Der Einstieg in den Nachmittag erfolgte mit der Vorstellung eines zweiten Modellvorhabens, Neben dem Tagungsraum hatte das Team des Projektes "Mellowpark" in Berlin drei Stationen aufgebaut, die den Werdegang des Projektes verdeutlichten. Jens Werner, Projektleiter des Mellowparks, Klaus Overmeyer vom Studio UC als Moderator sowie Prof. Dr. Gerd Schmidt-Eichstaedt als planungsrechtlicher Berater erläuterten die drei wichtigsten Phasen des Projektes: von der informellen Aneignung einer Gewerbefläche durch Skater über die Etablierung des Skaterparadieses zum Mellowpark bis hin zur Räumung des vorhandenen Geländes und Umzug des Mellowparks auf eine größere Ersatzfläche und der sukzessiven Aneignung und Nutzung durch die Jugendlichen. Des Weiteren skizzierten sie Herausforderungen und Ansätze zur planungsrechtlichen Sicherung einer sich beständig verändernden, ihrem Charakter nach informellen Nutzung und machten das Spannungsfeld zwischen jugendlicher Nutzung und planerischen Anforderungen deutlich.
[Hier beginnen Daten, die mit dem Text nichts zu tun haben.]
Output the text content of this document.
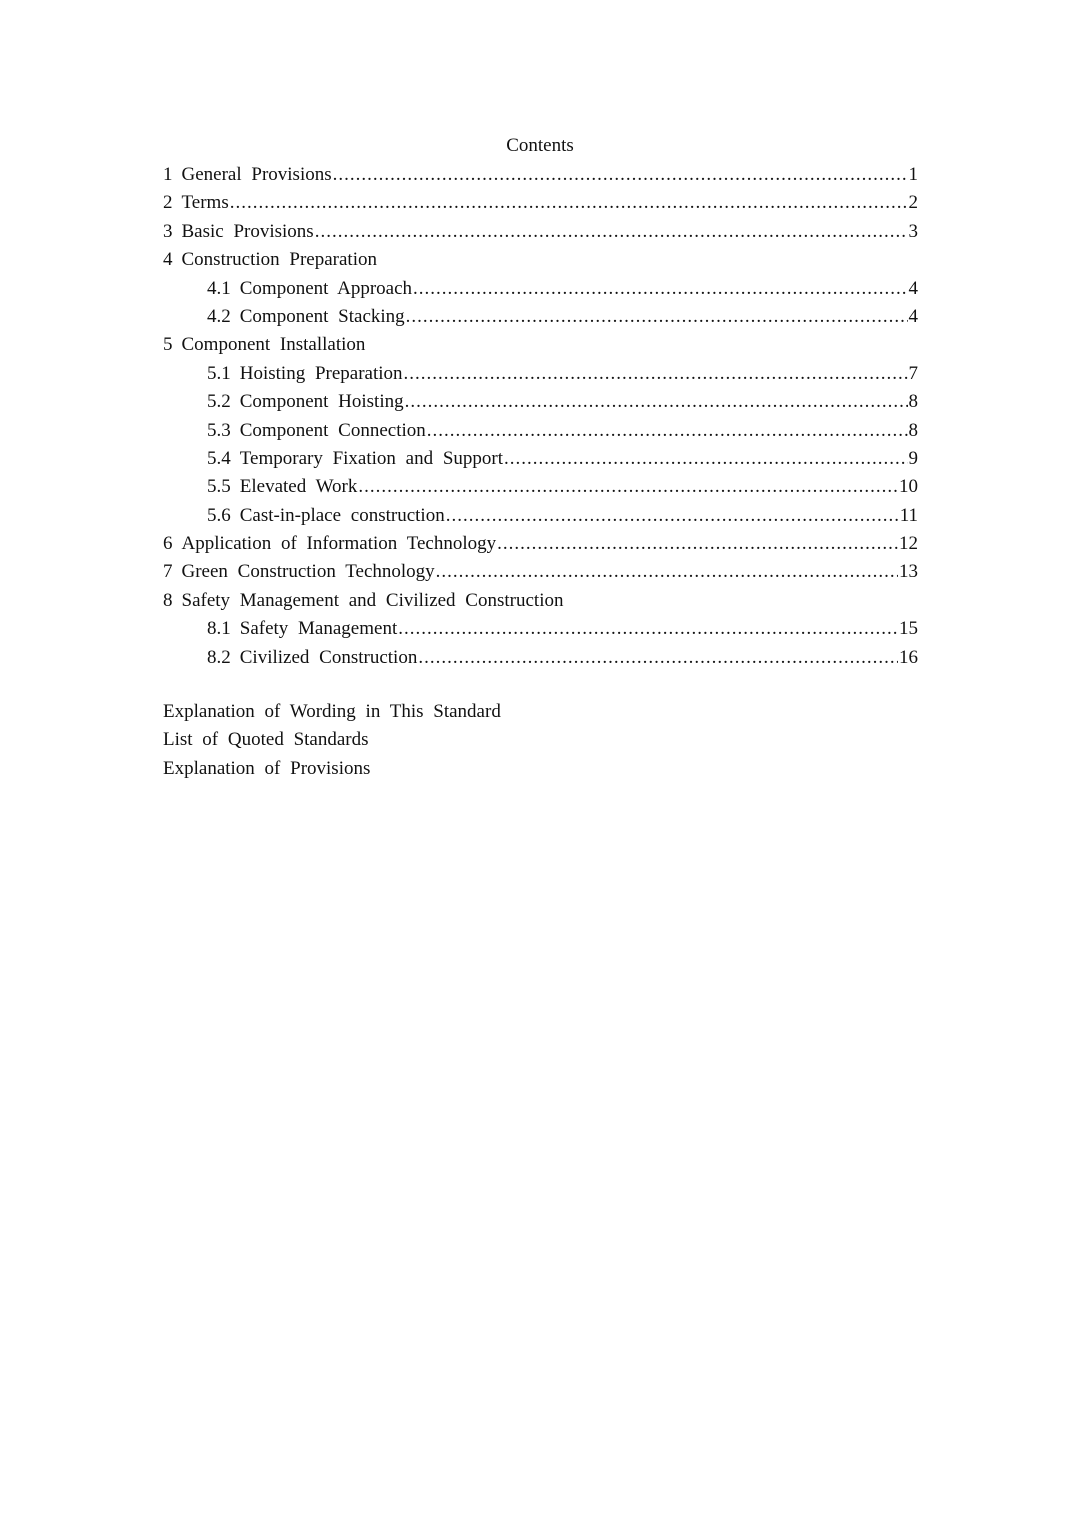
Contents
1 General Provisions .....	1
2 Terms .....	2
3 Basic Provisions .....	3
4 Construction Preparation
4.1 Component Approach .....	4
4.2 Component Stacking .....	4
5 Component Installation
5.1 Hoisting Preparation .....	7
5.2 Component Hoisting .....	8
5.3 Component Connection .....	8
5.4 Temporary Fixation and Support .....	9
5.5 Elevated Work .....	10
5.6 Cast-in-place construction .....	11
6 Application of Information Technology .....	12
7 Green Construction Technology .....	13
8 Safety Management and Civilized Construction
8.1 Safety Management .....	15
8.2 Civilized Construction .....	16
Explanation of Wording in This Standard
List of Quoted Standards
Explanation of Provisions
In folgenden Gespräch zum Jugendfonds "Jugend bewegt Stadt" interviewte die Moderatorin Ulrike Rose Vertreter aus drei Modellstädten des Jugendfonds "Jugend bewegt Stadt"- Thorsten Dahl aus Schleswig, Bernd Jacobs aus Hannover sowie Sabine Kremer-Wolz aus Dillingen - zu ihren Projekten und gemachten Erfahrungen. Mit dem Fonds wurden Mikroprojekte zum Thema Sport und Bewegung gefördert, die von Jugendlichen selbst entwickelt und umgesetzt werden. Auch hier zeigte sich eine große Bandbreite von Möglichkeiten, Jugendliche konkret und eigenverantwortlich in die Stadt- und Quartiersentwicklung einzubeziehen: von der Brachflächenaktivierung über Mikroprojekte in Wohnquartieren und Innenstädten bis hin zur Verknüpfung mit dem Thema Mobilität durch die Bespielung von Stadträumen einer zentralen Buslinie wie im Beispiel Hannover.
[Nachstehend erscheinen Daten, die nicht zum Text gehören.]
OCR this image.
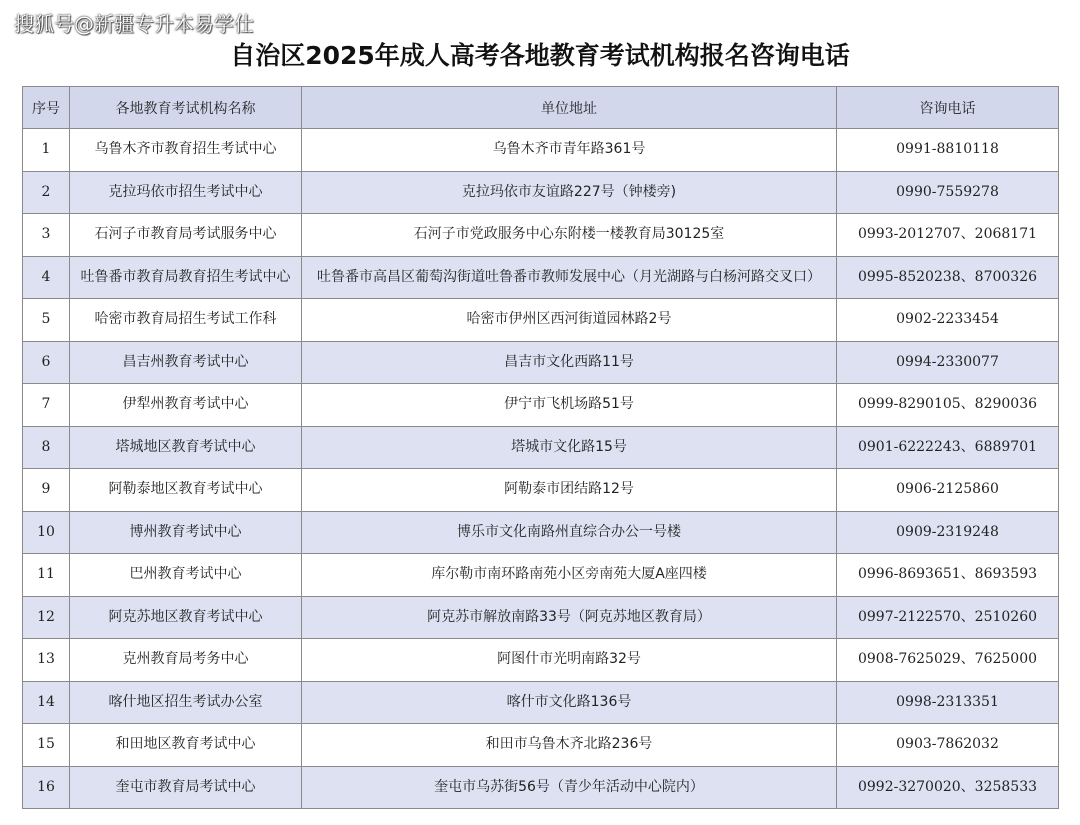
搜狐号@新疆专升本易学仕
自治区2025年成人高考各地教育考试机构报名咨询电话
序号	各地教育考试机构名称	单位地址	咨询电话
1	乌鲁木齐市教育招生考试中心	乌鲁木齐市青年路361号	0991-8810118
2	克拉玛依市招生考试中心	克拉玛依市友谊路227号（钟楼旁)	0990-7559278
3	石河子市教育局考试服务中心	石河子市党政服务中心东附楼一楼教育局30125室	0993-2012707、2068171
4	吐鲁番市教育局教育招生考试中心	吐鲁番市高昌区葡萄沟街道吐鲁番市教师发展中心（月光湖路与白杨河路交叉口）	0995-8520238、8700326
5	哈密市教育局招生考试工作科	哈密市伊州区西河街道园林路2号	0902-2233454
6	昌吉州教育考试中心	昌吉市文化西路11号	0994-2330077
7	伊犁州教育考试中心	伊宁市飞机场路51号	0999-8290105、8290036
8	塔城地区教育考试中心	塔城市文化路15号	0901-6222243、6889701
9	阿勒泰地区教育考试中心	阿勒泰市团结路12号	0906-2125860
10	博州教育考试中心	博乐市文化南路州直综合办公一号楼	0909-2319248
11	巴州教育考试中心	库尔勒市南环路南苑小区旁南苑大厦A座四楼	0996-8693651、8693593
12	阿克苏地区教育考试中心	阿克苏市解放南路33号（阿克苏地区教育局）	0997-2122570、2510260
13	克州教育局考务中心	阿图什市光明南路32号	0908-7625029、7625000
14	喀什地区招生考试办公室	喀什市文化路136号	0998-2313351
15	和田地区教育考试中心	和田市乌鲁木齐北路236号	0903-7862032
16	奎屯市教育局考试中心	奎屯市乌苏街56号（青少年活动中心院内）	0992-3270020、3258533
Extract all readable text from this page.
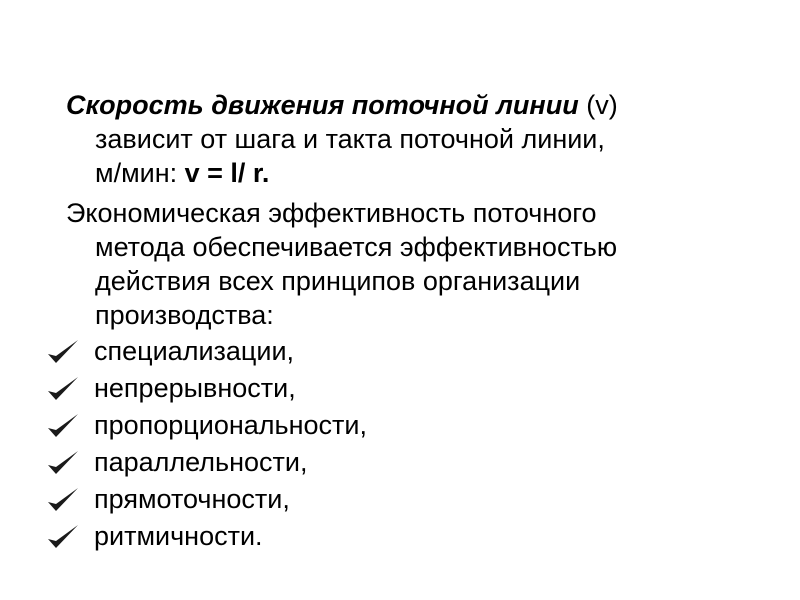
Скорость движения поточной линии (v)
зависит от шага и такта поточной линии,
м/мин: v = l/ r.
Экономическая эффективность поточного
метода обеспечивается эффективностью
действия всех принципов организации
производства:
специализации,
непрерывности,
пропорциональности,
параллельности,
прямоточности,
ритмичности.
In dem anschließenden Vortrag skizzierte Staatssekretär Rainer Bomba seinen Blick auf "Jugend macht Stadt" und betonte, dass ihm dieses Thema ein besonderes Anliegen ist. Mit seiner Frage an das Tagungspublikum, welche Erwartungen an das Bundesministerium gestellt werden, regte er eine rege Diskussion an, in der auch die anwesenden Jugendbotschafter zu Wort kamen. Im Ergebnis regte der Staatssekretär an, diesen direkten Dialog zwischen Ministerium, Jugendbotschafter und (erwachsenen) Experten in einem Arbeitskreis fortzuführen.
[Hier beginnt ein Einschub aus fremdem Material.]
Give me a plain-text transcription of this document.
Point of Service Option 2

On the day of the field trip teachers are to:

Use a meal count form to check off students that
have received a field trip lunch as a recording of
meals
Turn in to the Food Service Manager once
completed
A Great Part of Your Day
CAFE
Die anwesenden Jugendbotschafter waren auch die Protagonisten des darauf folgenden Programmpunktes. In einer Podiumsdiskussion interviewten Sherina Maczkowski, Mareike Thomas, Niklas Neemann und Robien Schmidt Entscheidungsträger aus Bund, Land und Kommune: Manfred Hilgen, Leiter der Abteilung SW 23 (Stadtumbau Ost und West) im BMVBS, Christian Kuthe, Referatsleiter Städtebau und Bauleitplanung im Niedersächsischen Sozialministerium sowie Cornelia Zuschke, Stadtbaurätin der Stadt Fulda. Ausgehend von der persönlichen Frage, wie die Interviewten selbst ihre Jugend in der Stadt verbracht hatten, entstand ein reger Dialog darüber, was sich auf welcher Ebene verändern muss, damit Jugendliche in ihrer Stadt aktiv werden können. Die Überwindung bürokratischer Hindernisse, Kommunikationsschwierigkeiten zwischen Jugend und Verwaltung sowie Spielräume für Neues waren dabei die wichtigsten Themen.

Den Abschluss der Tagung bildete ein kurzer Rückblick und Ausblick von Oda Scheibelhuber, Abteilungsleiterin im BMVBS, die das besondere Interesse des Bundesministeriums für Verkehr, Bau und Stadtentwicklung am Thema Jugendliche und Stadtentwicklung zum Ausdruck brachte.